Will the remaining set of transformation form a group? If yes — which? If no — why?
Follow up: the same question on more general Lie groups. What typically happens if we fix some of the parameters? In which cases does this result in getting a new group? If it doesn't — why?
CLARIFICATION
Just in case — I'm NOT asking why the new set of transformations is not $SO(3)$ anymore, that's pretty obvious. The question is: which group axioms are no longer satisfied? We clearly have a neutral element, and for each transformation there is an inverse. So what's wrong then?
There's a mapping $K$ from $S^1 \times S^1 \times S^1$ to $SO(3)$, sending a pitch-yaw-roll triple to the corresponding rotation matrix. [There are actually many such mappings, depending on the order of roll, pitch, and yaw, but that doesn't matter for this answer, so I'm just going to call the mapping $K$.
OP seems initially to be asking "Can we look at $$ H = \{ K(\alpha, \beta, 0) \mid \alpha, \beta \in S^1 \} $$ and see whether it's a group?" OP observes that $H \ne SO(3)$, that
$I \in H$, and that
if $U = K(\alpha, \beta, 0) \in H$, then there's a matrix $V \in H$ such that $VU = I$,
so that $H$ appears to be a subgroup.
I personally believe that item 2 is false, but that's not really the main point.

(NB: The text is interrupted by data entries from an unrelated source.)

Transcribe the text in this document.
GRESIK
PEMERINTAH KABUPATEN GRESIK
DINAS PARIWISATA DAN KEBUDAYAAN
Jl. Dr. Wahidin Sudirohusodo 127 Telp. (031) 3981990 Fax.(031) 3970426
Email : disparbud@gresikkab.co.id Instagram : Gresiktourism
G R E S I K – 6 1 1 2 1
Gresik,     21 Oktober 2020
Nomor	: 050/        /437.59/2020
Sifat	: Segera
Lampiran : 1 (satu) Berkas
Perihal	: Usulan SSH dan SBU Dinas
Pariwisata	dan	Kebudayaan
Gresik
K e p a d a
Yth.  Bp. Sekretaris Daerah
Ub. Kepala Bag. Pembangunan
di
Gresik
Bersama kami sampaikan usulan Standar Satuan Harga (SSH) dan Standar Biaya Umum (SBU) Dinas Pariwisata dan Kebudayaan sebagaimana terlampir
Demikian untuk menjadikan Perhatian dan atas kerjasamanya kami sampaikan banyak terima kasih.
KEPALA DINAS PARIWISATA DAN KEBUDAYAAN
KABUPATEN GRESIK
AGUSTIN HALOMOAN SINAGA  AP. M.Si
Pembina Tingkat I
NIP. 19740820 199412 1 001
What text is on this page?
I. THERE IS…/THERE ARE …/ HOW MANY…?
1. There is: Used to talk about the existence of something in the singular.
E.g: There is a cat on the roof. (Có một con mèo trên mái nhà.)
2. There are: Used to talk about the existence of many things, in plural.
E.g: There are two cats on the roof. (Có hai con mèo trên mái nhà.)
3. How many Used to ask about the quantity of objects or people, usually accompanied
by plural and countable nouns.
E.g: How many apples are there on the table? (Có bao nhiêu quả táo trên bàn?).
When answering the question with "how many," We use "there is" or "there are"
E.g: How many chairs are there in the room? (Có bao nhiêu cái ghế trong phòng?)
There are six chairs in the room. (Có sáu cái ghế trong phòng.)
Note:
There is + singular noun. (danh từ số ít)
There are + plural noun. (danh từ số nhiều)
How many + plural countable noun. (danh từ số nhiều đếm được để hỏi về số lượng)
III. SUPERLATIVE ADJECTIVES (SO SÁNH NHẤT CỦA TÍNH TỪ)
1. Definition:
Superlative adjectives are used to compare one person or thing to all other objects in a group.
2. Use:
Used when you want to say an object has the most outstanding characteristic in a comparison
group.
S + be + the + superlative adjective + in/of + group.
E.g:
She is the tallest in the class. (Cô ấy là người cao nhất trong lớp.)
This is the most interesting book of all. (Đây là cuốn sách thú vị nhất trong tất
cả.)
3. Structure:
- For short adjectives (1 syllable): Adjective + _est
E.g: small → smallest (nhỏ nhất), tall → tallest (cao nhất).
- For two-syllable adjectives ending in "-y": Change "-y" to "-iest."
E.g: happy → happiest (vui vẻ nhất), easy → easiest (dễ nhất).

As @DougM observes in another answer, we can multiply two elements of $H$ to get a new element that's not in $H$, hence that $H$ is not closed under multipication.
OP seems to then shift the rules a bit, and ask about $P = K(\pi/2, 0, 0)$ and $R = K(0, \pi/2, 0)$ (I might have the numerical arguments or their order wrong, but that will prove to be irrelevant) and wonders about the subgroup $L$ generated by $P$ and $R$. That subgroup is, indeed, a subgroup (no surprise there!). But not every element of that subgroup is in $H$, so it doesn't really consist of things "with the third parameter held to some constant".
One could go even further, and write $P(\alpha) = K(\alpha, 0 , 0)$ and $R(\beta) = K(0, \beta, 0)$, and look at the group generated by the image of the functions $P$ and $R$, i.e., all possible sequences of pitches and rolls through any possible angles. That turns out, by a small generalization of @DougM's answer, to be all of $SO(3)$.
Short summary: if you parameterize a group $G$ by another group $H$, but the parameterization $K$ is not a homomorphism, then you should not generally expect the images of subgroups of $H$ under the map $K$ to be interesting.